Ausgaben

IHK Präsident begrüßt Lockerungen

IHK Präsident begrüßt Lockerungen
Martin Buck, Präsident der Industrie- und Handelskammer Bodensee-Oberschwaben. (Bild: Oliver Hofmann)
WOCHENBLATT

Industrie- und Handelskammer Bodensee-Oberschwaben zu den Corona-Maßnahmen nach Bund-Länder-Einigung am gestrigen Mittwoch. Wichtige erste Schritte seien getan, weitere Perspektiven sollten folgen.

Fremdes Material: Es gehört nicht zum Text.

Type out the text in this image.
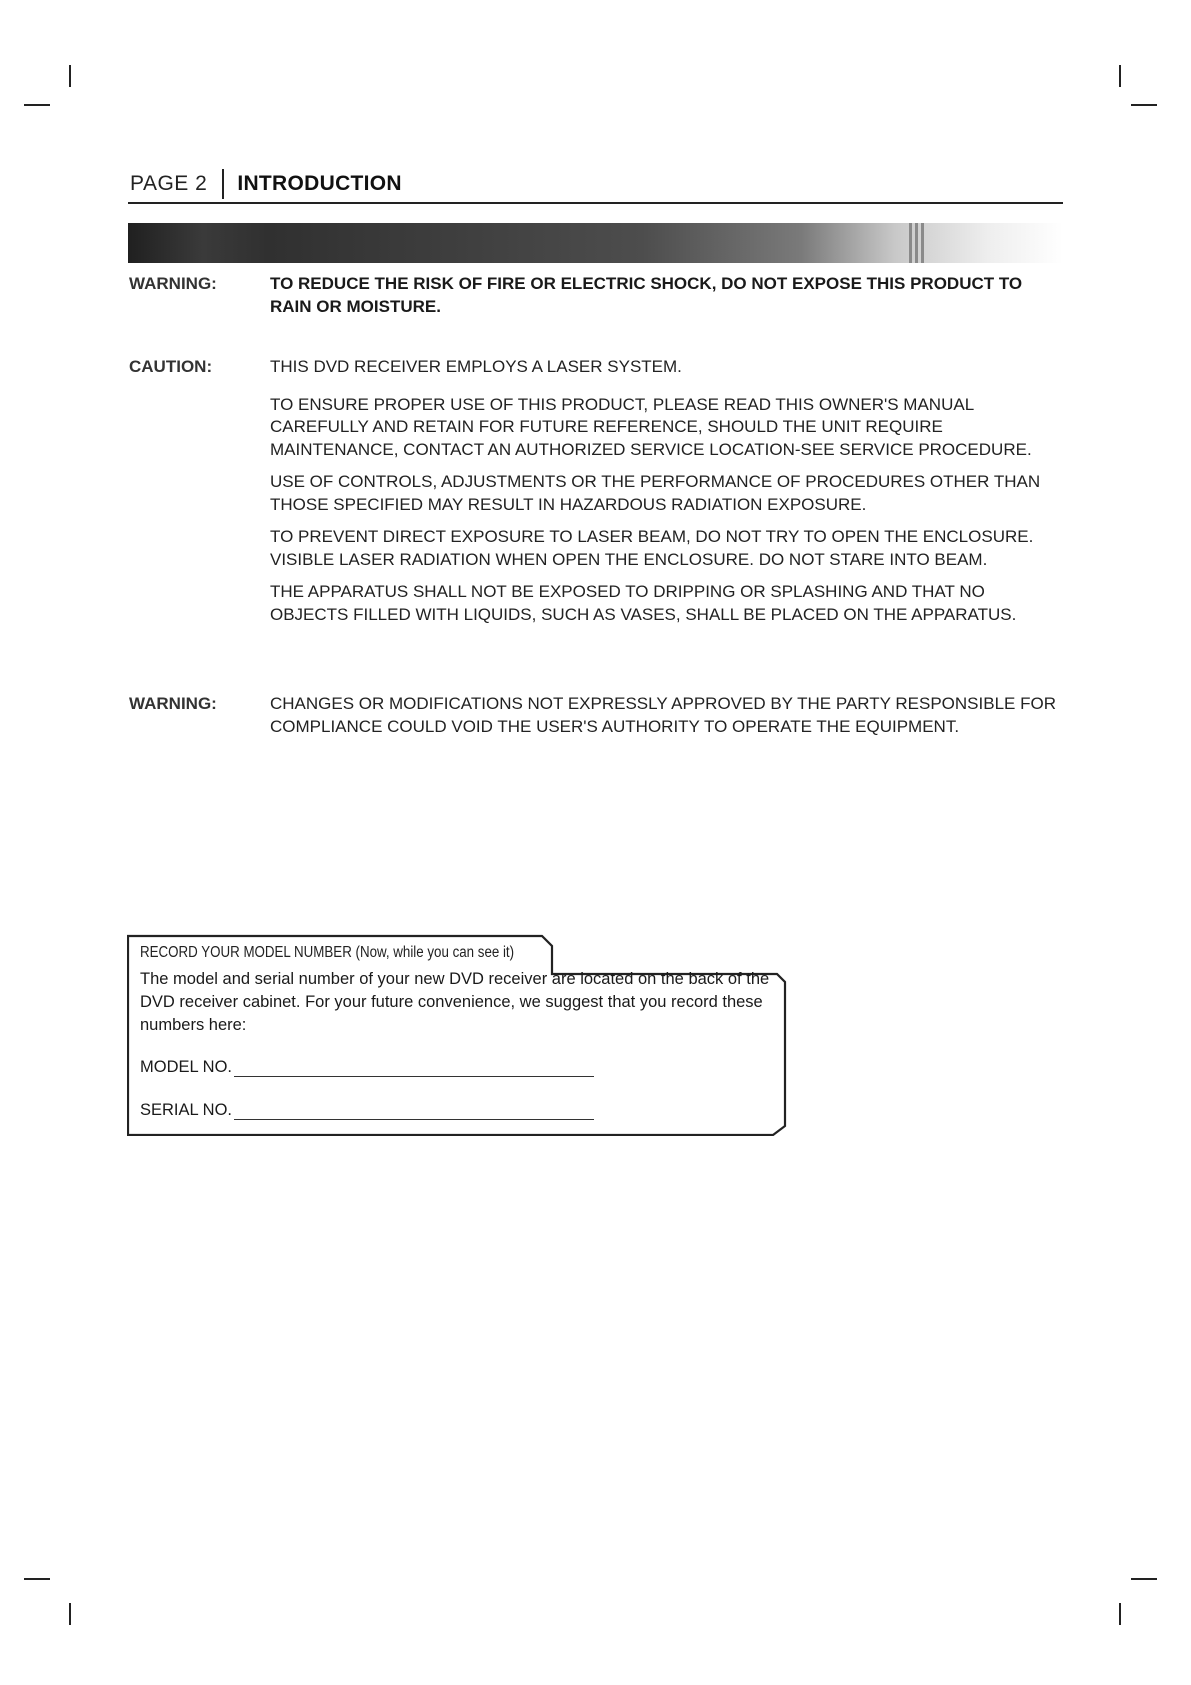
PAGE 2 INTRODUCTION
WARNING:	TO REDUCE THE RISK OF FIRE OR ELECTRIC SHOCK, DO NOT EXPOSE THIS PRODUCT TO RAIN OR MOISTURE.
CAUTION:	THIS DVD RECEIVER EMPLOYS A LASER SYSTEM.

TO ENSURE PROPER USE OF THIS PRODUCT, PLEASE READ THIS OWNER'S MANUAL CAREFULLY AND RETAIN FOR FUTURE REFERENCE, SHOULD THE UNIT REQUIRE MAINTENANCE, CONTACT AN AUTHORIZED SERVICE LOCATION-SEE SERVICE PROCEDURE.

USE OF CONTROLS, ADJUSTMENTS OR THE PERFORMANCE OF PROCEDURES OTHER THAN THOSE SPECIFIED MAY RESULT IN HAZARDOUS RADIATION EXPOSURE.

TO PREVENT DIRECT EXPOSURE TO LASER BEAM, DO NOT TRY TO OPEN THE ENCLOSURE. VISIBLE LASER RADIATION WHEN OPEN THE ENCLOSURE. DO NOT STARE INTO BEAM.

THE APPARATUS SHALL NOT BE EXPOSED TO DRIPPING OR SPLASHING AND THAT NO OBJECTS FILLED WITH LIQUIDS, SUCH AS VASES, SHALL BE PLACED ON THE APPARATUS.

WARNING:	CHANGES OR MODIFICATIONS NOT EXPRESSLY APPROVED BY THE PARTY RESPONSIBLE FOR COMPLIANCE COULD VOID THE USER'S AUTHORITY TO OPERATE THE EQUIPMENT.
RECORD YOUR MODEL NUMBER (Now, while you can see it)
The model and serial number of your new DVD receiver are located on the back of the DVD receiver cabinet. For your future convenience, we suggest that you record these numbers here:
MODEL NO.
SERIAL NO.
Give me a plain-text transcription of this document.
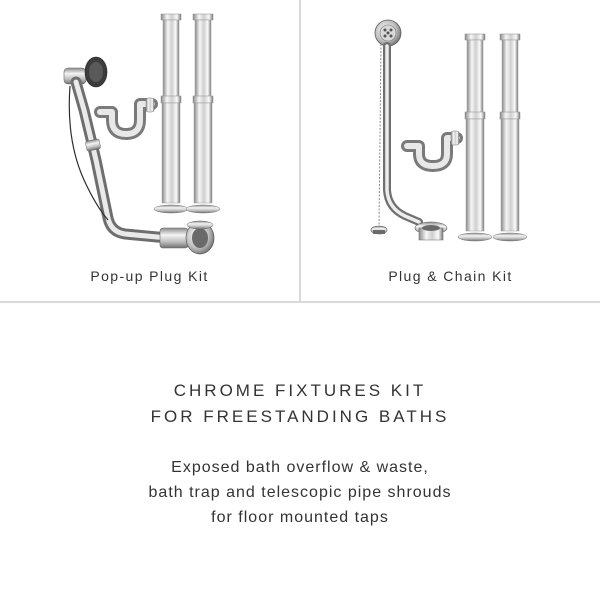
Pop-up Plug Kit	Plug & Chain Kit
CHROME FIXTURES KIT
FOR FREESTANDING BATHS
Exposed bath overflow & waste,
bath trap and telescopic pipe shrouds
for floor mounted taps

Weingarten – „Je länger die Wirtschaft runtergefahren bleibt, umso schwieriger wird der Ausstieg aus dem Shutdown und umso belastender wird es am Ende für die Volkswirtschaft und damit für uns alle werden, die weitreichenden Folgen der Pandemie zu bewältigen“, so Martin Buck, Präsident der Industrie- und Handelskammer Bodensee-Oberschwaben (IHK).

Er begrüße deshalb, dass die Politik gemeinsam mit der Wirtschaft versuche, eine Perspektive für eine wirtschaftliche Öffnung aufzuzeigen. „Es steht außer Frage, dass in der momentanen Pandemiesituation das Primat der Gesundheitspolitik gilt und daher ist es auch sinnvoll, langsam und schrittweise bei den Lockerungen vorzugehen“, so Buck.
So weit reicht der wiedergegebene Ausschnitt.